Remember Tuesday’s post about my Ex?
Well, it’s hitting home hard now and I can’t go on blogging about how she makes me feel… I was emailing my sister-in-law back and forth about it, and she asked for Melody’s email address… You know, for a girly chat and all that jazz.
Then all hell broke loose… “What the hell is this all about????????????????????? I thought we had resolved things?”
So resolving things means I can’t contact her or express the feelings I have about her to a member of my own (albeit dysfunctional) family?
Am I getting jipped here or what?
One argument lead to another and eventually she came out with how she never really loved me romantically in the first place, I’m just a really good friend.
OH! MY! GOD! You did not say that, tell me you did not say that?

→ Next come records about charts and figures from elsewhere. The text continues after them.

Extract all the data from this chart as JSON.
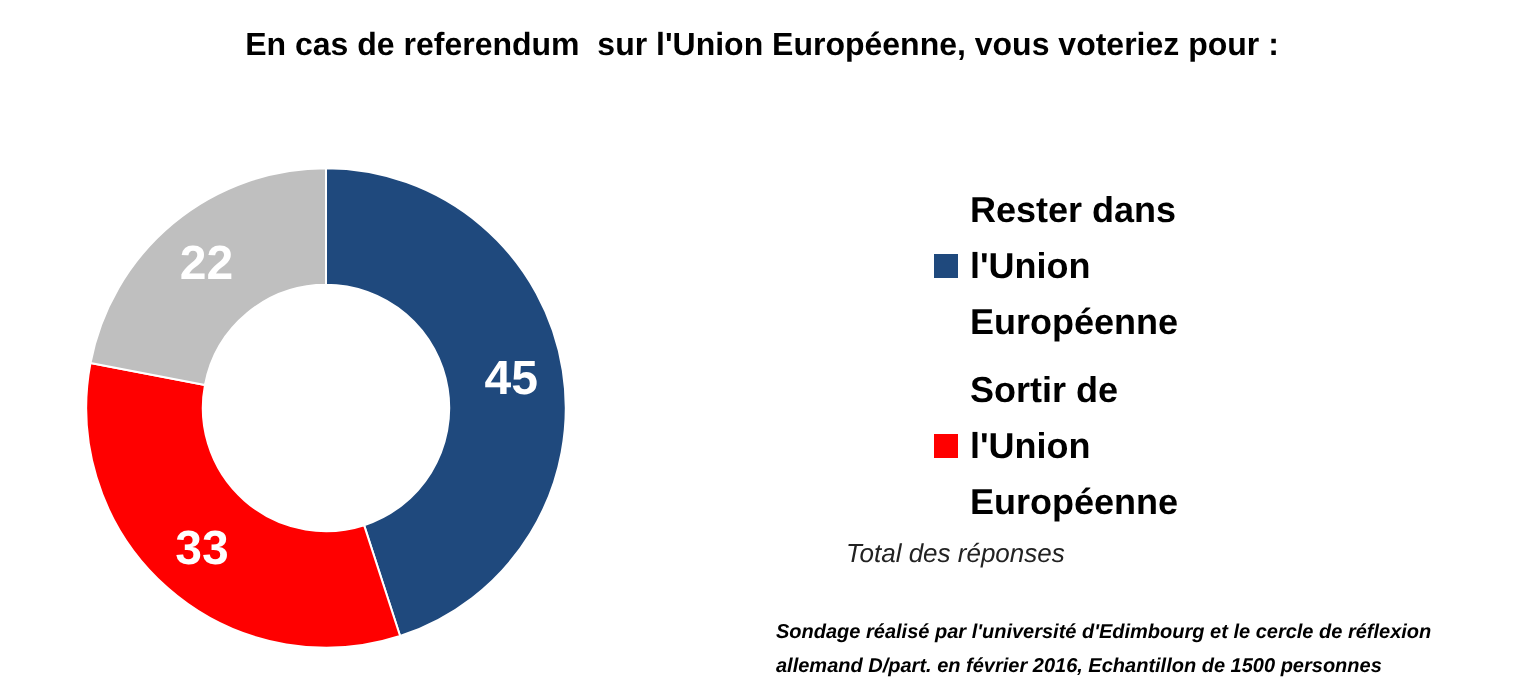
{
  "chart_data": {
    "type": "donut",
    "title": "En cas de referendum  sur l'Union Européenne, vous voteriez pour :",
    "categories": [
      "Rester dans l'Union Européenne",
      "Sortir de l'Union Européenne",
      null
    ],
    "values": [
      45,
      33,
      22
    ],
    "colors": [
      "#1f497d",
      "#ff0000",
      "#bfbfbf"
    ],
    "data_labels": true,
    "legend": "right",
    "annotations": [
      "Total des réponses",
      "Sondage réalisé par l'université d'Edimbourg et le cercle de réflexion allemand D/part. en février 2016, Echantillon de 1500 personnes"
    ]
  }
}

“Of course I did… but as I told her [my sister-in-law] it wasn’t the kind of love that kept a marriage together. I loved you more as a good friend… and that’s a great love to have if you ask me”

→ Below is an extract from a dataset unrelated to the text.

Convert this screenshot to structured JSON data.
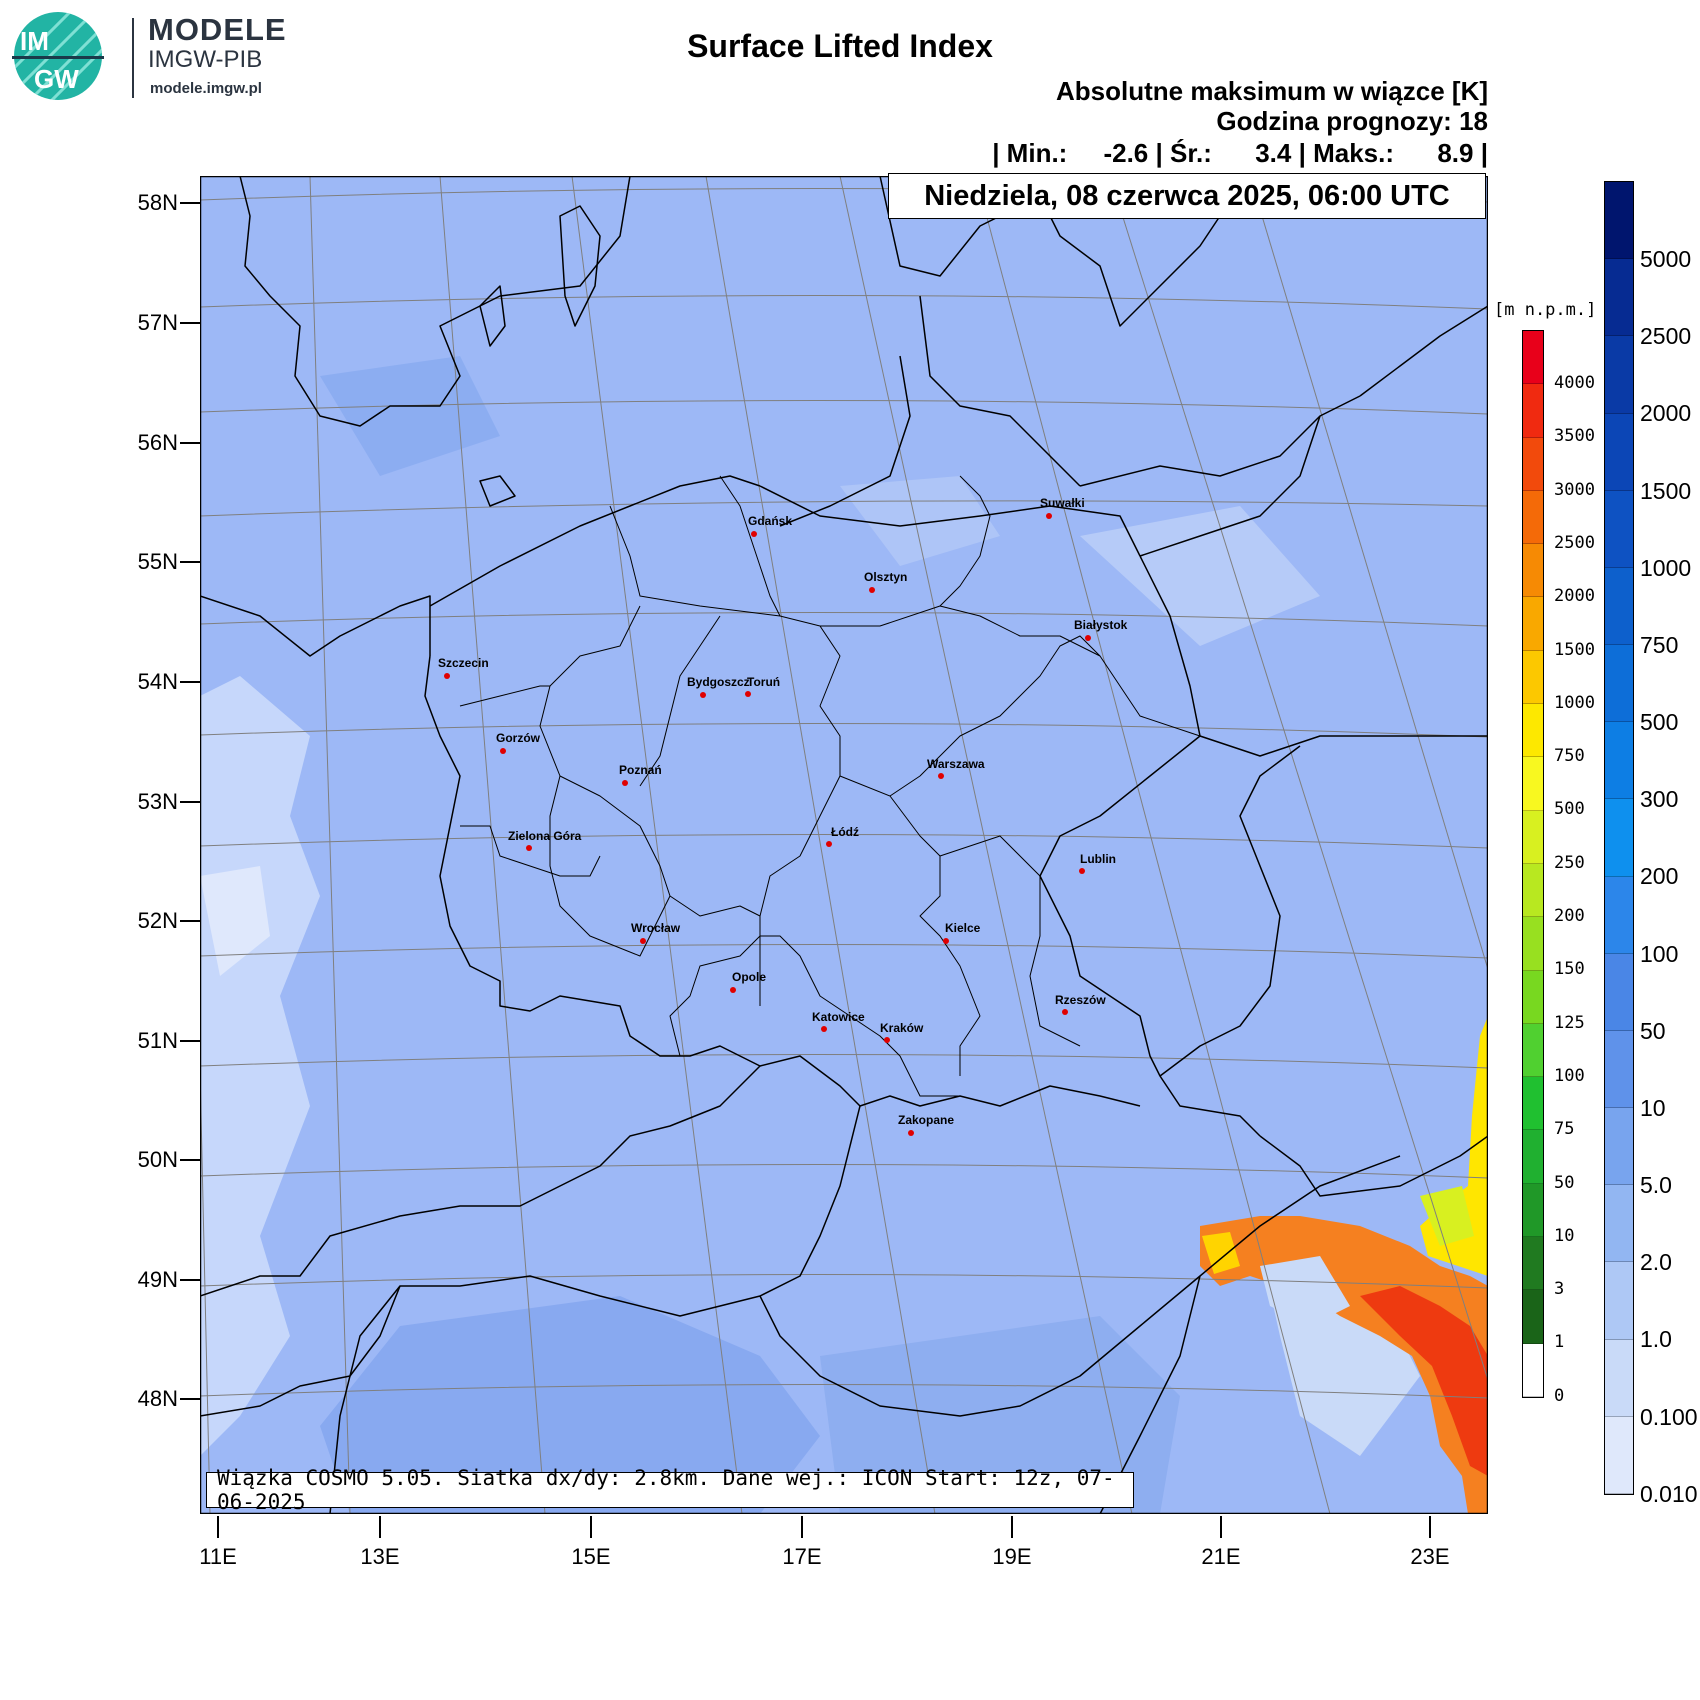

If you look northwards, you might be able to see the flaming wreckage I was just shot down in…
Did she ever love me?
“I did but not the way you would want me to love you… but I don’t love you anymore romantically. i only care about you as a friend!”

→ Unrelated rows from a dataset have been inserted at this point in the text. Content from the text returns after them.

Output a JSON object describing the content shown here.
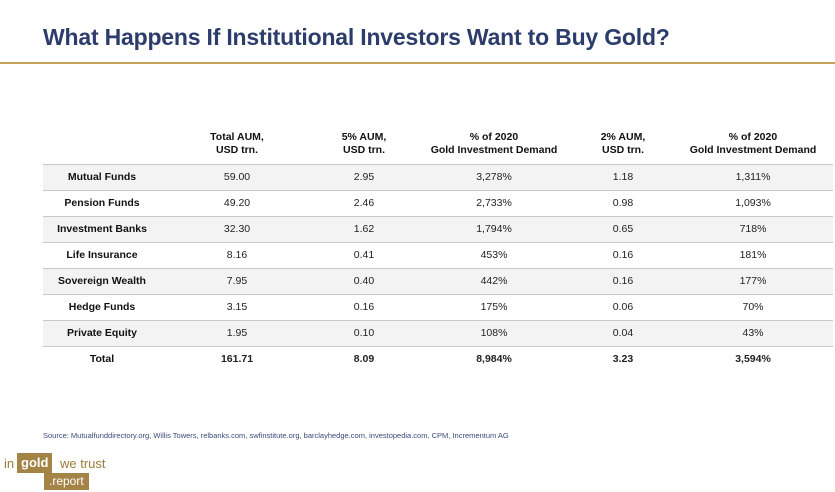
{
  "title": "What Happens If Institutional Investors Want to Buy Gold?",
  "table": {
    "headers": [
      {
        "line1": "",
        "line2": ""
      },
      {
        "line1": "Total AUM,",
        "line2": "USD trn."
      },
      {
        "line1": "5% AUM,",
        "line2": "USD trn."
      },
      {
        "line1": "% of 2020",
        "line2": "Gold Investment Demand"
      },
      {
        "line1": "2% AUM,",
        "line2": "USD trn."
      },
      {
        "line1": "% of 2020",
        "line2": "Gold Investment Demand"
      }
    ],
    "rows": [
      [
        "Mutual Funds",
        "59.00",
        "2.95",
        "3,278%",
        "1.18",
        "1,311%"
      ],
      [
        "Pension Funds",
        "49.20",
        "2.46",
        "2,733%",
        "0.98",
        "1,093%"
      ],
      [
        "Investment Banks",
        "32.30",
        "1.62",
        "1,794%",
        "0.65",
        "718%"
      ],
      [
        "Life Insurance",
        "8.16",
        "0.41",
        "453%",
        "0.16",
        "181%"
      ],
      [
        "Sovereign Wealth",
        "7.95",
        "0.40",
        "442%",
        "0.16",
        "177%"
      ],
      [
        "Hedge Funds",
        "3.15",
        "0.16",
        "175%",
        "0.06",
        "70%"
      ],
      [
        "Private Equity",
        "1.95",
        "0.10",
        "108%",
        "0.04",
        "43%"
      ]
    ],
    "total": [
      "Total",
      "161.71",
      "8.09",
      "8,984%",
      "3.23",
      "3,594%"
    ]
  },
  "source": "Source: Mutualfunddirectory.org, Willis Towers, relbanks.com, swfinstitute.org, barclayhedge.com, investopedia.com, CPM, Incrementum AG",
  "logo": {
    "word1": "in",
    "word2": "gold",
    "word3": "we trust",
    "word4": ".report"
  },
  "colors": {
    "title": "#2d3d6b",
    "accent": "#c4a25a",
    "logo": "#a38446"
  }
}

Me thinks the lady doth protest too much… I sincerely hope she was just saying that out of some weird emotion of being blind sided by my family (who I rarely speak to about my feelings) otherwise she’s as messed up as me and I feel nothing but contempt for her.
I tried not to hate her, but it seems it’s all she’s left me with… But if she asked me to come over tomorrow, I’d be there in a flash… So what does that say about me?